Lopez started on November 2, the eve of Election Day. La Tablera is their online to-go box store, small to large, including a brunch board of smoked salmon and cream cheese. She is not afraid to report herself as a Latin American charcutería (even the white box that is tied with a vegan leather strip, which she regards as “Spanish” in its aesthetics).

“Where do you start?” is the question she asks when preparing a 12-foot wicker table for a wedding, for example. And then you go from there.

Lopez, whose parents are naturalized citizens of Sinaloa, Mexico (she was born in Graham, Texas), says, “It’s important to remember where you came from. Without them, I wouldn’t have the opportunity to grow up here in a more privileged way and to follow my dreams. “Her dreams are to make and sell what brings joy as she works to empower women, immigrants and minorities.

Her memories revolve around rich joint dining occasions: “Everywhere we go, a whole series of families come together, eat food, make food.”

For them, a sausage board represents this social element powerfully, even if they are now consumed alone or in small groups in bubbles by friends or family members who meet outside on verandas or in backyards under light. “Everyone loves them.
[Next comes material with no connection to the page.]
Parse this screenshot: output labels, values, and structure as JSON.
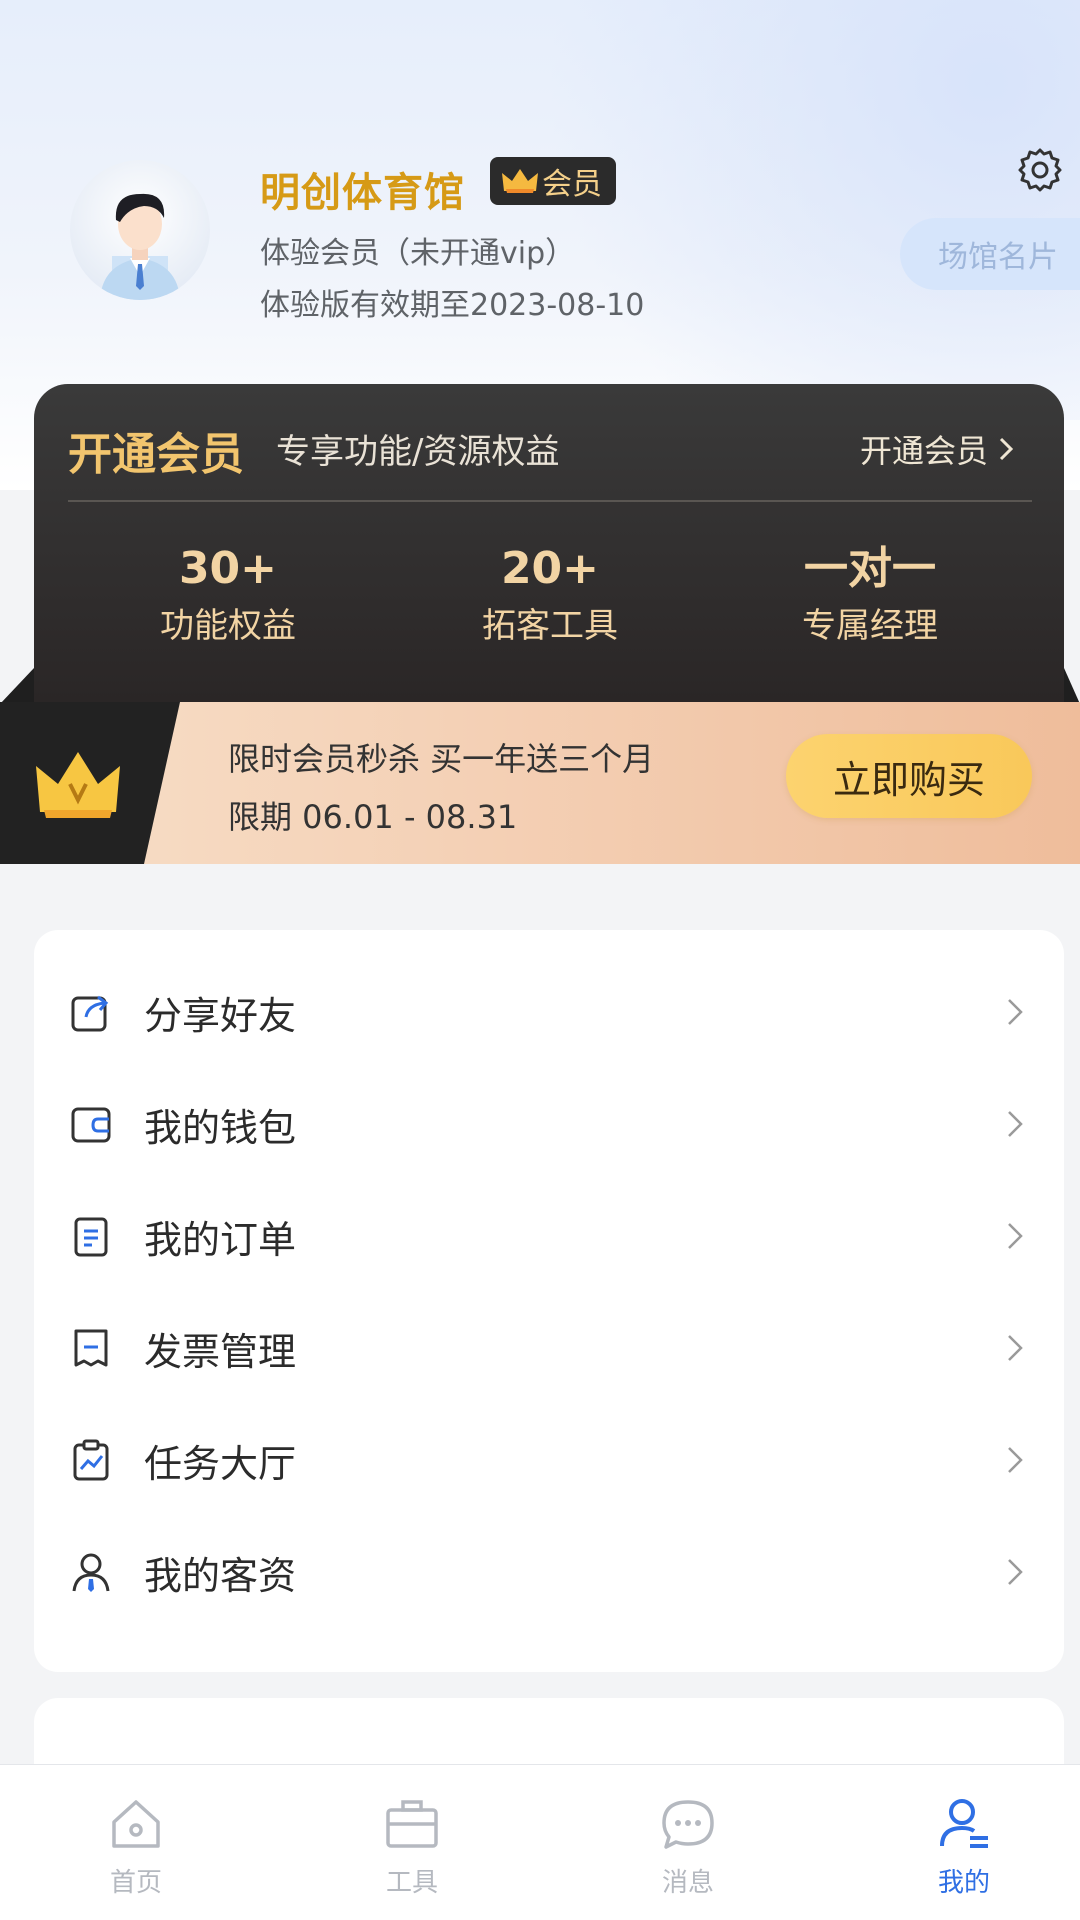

For some, it’s almost like self-care, ”she says. It’s an experience. “Maybe you have a glass of wine. Maybe you’ve had a long day and you take a bath and have your sausage board. Maybe you have a date with your partner. “It’s a form of self-sufficiency in these times when we long for togetherness and a sense of specialty. “You don’t have a special occasion,” she says. “You can use your board for special occasions. You do not have to wait. “

Lopez respects the power of food and its ability to unite. “As part of Mexican culture, I realized that what I love most about gatherings is how food brings people together.” She realized that she longed for it. But she also wants to give something back.

As a full-time student, Lopez is studying Spanish hoping to graduate in speech therapy, especially with immigrant children. She believes in the matter. “I took ESL courses,” she says. “I remember getting very frustrated not being able to communicate. I want to help people the way I was helped. “

Ideally, she envisions giving discounts to charities and small businesses in the future, knowing that her merchandise can draw crowds for an opening or event.

“As a minority woman” she would like to highlight and support other women who face similar obstacles. For example, check out their future female Instagram acquisitions where they can use their skills for a stronger, more sustainable community. “Women are better together!” says Lopez.

In the end: “Be true to yourself,” she says. And trust that you will end up “exactly where you need to be”.